Our experimental data simulation relies on three key concepts: impulse response, convolution, and windowing. We conducted user testing to validate (or invalidate) our simulations, the results of which are below. The demo audio clips are below as well, and we included two bonus audio clips (the buzzing bees probably don't sound the way you imagined they would, Siddhartan).
Each of the audio clips were simulated using a five degree step size. Half were simulated with the Hamming window implemented; half were not.
We conducted user testing to validate our simulation of moving sound using experimental data. We played four different audio clips for each user comprising of two different sounds (walking in grass or plain sinusoidal tone) with and without the Hamming window implemented. The user drew the trajectory they guessed the sound was following, and we compared their estimation to the actual trajectory, which was a circle for each audio clip. We had intended to create complex trajectories for our moving sounds, but realized during some preliminary testing with a few users and ourselves that even a simple circular trajectory was hard to detect accurately. As a result, we decided to keep our testing simple, and we use the circular trajectory depicted in Figure 9. The simulation starts by generating audio at zero degrees, which is directly in front of the user, and moves it five degrees at a time counter-clockwise until it gets back to the starting point, zero degrees.

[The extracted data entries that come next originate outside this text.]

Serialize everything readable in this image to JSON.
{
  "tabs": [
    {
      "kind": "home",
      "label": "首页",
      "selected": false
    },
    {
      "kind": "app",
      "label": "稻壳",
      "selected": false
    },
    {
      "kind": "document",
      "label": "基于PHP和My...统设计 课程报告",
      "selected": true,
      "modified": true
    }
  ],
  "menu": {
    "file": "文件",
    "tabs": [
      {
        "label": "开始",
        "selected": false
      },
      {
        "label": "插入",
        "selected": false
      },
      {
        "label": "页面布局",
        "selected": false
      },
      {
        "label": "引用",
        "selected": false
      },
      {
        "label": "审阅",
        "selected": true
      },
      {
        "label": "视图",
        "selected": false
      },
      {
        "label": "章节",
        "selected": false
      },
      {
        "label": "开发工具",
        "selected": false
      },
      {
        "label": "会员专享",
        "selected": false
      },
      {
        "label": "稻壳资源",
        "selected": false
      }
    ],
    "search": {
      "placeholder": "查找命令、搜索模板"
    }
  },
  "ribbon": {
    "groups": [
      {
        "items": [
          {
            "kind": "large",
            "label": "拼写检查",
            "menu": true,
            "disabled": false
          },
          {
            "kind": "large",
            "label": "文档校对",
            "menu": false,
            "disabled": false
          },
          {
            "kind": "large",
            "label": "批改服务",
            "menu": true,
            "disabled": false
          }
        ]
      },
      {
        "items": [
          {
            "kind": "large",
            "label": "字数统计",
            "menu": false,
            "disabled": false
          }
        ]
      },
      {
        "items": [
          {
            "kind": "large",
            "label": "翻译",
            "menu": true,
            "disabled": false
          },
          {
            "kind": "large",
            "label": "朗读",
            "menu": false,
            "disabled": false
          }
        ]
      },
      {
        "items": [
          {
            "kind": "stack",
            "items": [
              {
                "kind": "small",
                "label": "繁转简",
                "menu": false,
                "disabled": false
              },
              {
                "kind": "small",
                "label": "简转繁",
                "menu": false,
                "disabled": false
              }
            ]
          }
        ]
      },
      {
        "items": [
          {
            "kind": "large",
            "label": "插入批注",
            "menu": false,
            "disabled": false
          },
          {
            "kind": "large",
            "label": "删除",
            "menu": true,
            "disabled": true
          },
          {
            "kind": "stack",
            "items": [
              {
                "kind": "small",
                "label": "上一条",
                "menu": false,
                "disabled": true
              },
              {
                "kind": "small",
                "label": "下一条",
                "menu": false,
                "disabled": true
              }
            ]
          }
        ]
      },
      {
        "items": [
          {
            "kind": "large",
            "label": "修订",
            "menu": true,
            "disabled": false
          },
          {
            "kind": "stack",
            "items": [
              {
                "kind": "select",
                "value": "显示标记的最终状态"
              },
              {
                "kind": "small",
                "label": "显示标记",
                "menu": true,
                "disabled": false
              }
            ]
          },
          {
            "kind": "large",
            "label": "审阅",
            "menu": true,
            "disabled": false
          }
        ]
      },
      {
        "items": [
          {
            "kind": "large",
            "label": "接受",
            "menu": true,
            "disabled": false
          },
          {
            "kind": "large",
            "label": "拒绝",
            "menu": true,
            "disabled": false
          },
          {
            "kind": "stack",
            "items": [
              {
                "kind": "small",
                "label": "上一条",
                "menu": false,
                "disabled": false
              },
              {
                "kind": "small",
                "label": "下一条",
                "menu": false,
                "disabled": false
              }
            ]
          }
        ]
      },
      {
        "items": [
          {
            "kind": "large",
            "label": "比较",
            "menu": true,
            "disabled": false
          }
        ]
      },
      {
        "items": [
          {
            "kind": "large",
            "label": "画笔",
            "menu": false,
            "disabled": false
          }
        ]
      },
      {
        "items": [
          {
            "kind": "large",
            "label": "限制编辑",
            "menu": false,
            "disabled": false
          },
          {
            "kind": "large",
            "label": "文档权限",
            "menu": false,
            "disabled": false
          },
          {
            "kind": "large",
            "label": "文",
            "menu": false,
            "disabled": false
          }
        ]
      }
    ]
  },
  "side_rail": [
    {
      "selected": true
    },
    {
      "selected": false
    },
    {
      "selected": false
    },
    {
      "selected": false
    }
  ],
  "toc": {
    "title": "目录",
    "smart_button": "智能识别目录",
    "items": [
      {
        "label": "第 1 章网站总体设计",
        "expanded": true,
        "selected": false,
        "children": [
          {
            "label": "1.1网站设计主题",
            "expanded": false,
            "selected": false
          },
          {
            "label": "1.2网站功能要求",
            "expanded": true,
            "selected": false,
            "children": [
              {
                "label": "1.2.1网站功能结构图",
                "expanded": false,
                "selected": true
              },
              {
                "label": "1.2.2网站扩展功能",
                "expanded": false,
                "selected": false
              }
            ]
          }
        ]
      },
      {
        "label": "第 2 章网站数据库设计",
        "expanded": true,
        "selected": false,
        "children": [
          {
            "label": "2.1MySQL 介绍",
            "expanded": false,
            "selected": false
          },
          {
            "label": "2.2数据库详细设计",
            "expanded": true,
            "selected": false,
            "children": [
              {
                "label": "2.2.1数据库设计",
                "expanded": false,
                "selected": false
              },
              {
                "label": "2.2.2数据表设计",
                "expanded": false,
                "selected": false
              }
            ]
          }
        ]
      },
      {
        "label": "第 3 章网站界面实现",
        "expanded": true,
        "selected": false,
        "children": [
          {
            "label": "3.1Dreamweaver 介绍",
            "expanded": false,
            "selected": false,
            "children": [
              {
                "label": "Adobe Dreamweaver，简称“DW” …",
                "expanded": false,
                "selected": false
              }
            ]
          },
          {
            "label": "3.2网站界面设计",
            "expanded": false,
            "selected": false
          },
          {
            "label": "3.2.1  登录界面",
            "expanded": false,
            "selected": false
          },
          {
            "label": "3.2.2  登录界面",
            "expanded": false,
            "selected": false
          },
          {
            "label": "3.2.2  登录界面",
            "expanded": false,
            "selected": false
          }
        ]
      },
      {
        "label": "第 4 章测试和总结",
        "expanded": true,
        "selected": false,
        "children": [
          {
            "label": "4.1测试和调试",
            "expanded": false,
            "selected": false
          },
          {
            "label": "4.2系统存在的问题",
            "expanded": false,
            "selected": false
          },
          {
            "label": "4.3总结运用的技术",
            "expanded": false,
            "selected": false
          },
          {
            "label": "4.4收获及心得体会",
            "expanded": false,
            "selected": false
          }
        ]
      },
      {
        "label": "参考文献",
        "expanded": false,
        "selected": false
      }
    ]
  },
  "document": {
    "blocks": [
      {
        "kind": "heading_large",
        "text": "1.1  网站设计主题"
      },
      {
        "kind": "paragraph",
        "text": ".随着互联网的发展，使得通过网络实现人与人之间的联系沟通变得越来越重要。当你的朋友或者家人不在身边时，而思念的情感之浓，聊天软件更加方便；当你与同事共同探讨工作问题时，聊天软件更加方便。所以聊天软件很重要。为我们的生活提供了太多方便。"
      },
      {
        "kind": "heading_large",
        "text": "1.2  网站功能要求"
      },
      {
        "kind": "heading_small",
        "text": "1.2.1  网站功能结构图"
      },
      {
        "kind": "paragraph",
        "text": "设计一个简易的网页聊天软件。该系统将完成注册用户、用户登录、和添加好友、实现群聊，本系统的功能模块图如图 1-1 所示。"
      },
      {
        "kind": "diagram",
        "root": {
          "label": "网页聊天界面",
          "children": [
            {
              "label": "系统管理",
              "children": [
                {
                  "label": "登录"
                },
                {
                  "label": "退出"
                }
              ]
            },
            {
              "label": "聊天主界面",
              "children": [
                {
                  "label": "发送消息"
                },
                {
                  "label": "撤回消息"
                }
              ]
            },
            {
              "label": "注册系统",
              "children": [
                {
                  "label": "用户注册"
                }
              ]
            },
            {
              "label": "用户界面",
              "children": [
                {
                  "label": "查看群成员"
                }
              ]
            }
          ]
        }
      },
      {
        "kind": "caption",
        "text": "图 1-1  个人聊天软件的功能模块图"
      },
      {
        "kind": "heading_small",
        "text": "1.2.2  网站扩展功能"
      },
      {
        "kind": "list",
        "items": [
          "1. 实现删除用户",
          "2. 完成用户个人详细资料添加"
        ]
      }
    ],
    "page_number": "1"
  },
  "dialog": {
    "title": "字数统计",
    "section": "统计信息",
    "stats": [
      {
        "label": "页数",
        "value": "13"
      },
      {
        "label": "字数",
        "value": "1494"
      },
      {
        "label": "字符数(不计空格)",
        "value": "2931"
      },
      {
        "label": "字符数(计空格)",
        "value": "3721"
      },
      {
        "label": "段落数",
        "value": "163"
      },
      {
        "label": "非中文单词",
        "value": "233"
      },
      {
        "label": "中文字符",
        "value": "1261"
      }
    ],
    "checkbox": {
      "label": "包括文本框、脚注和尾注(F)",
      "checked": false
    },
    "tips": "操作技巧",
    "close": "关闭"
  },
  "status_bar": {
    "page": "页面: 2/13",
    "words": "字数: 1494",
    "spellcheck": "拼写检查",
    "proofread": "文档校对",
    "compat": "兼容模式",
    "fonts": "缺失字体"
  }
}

We collected data from three users. Only three out of 12 estimated trajectories at all resembled the actual trajectory, and even then, it was only a vague resemblance to a counter-clockwise circle. One interesting finding from user testing was that while none of the trajectories in the four audio clips were accurately approximated, there did seem to be a difference between the estimated trajectories that used the Hamming windows and those that were not. The Hamming window clips had smoother trajectories -- there was less back and forth between the left and right ears. Figure 10 shows one user's estimated trajectories. We drew the blue arrows to indicate the direction in which they drew the lines. The Hamming-window audio clips are smoother in Figure 10 than the non-Hamming-window audio clips.
There are two key takeaways from our user testing: One, our simulation with experimental data is neither accurate nor consistent, and two, while using the Hamming window does not significantly improve the accuracy of sound generation, it does smoothen a moving sound's trajectory from the listener's perspective.
Also, most of our users said they found the walking clips to be "creepy", particularly the first one, which uses the Hamming window. They could easily tell it was not the original audio, but they still found it life-like enough to be creepy. So, that was one small success!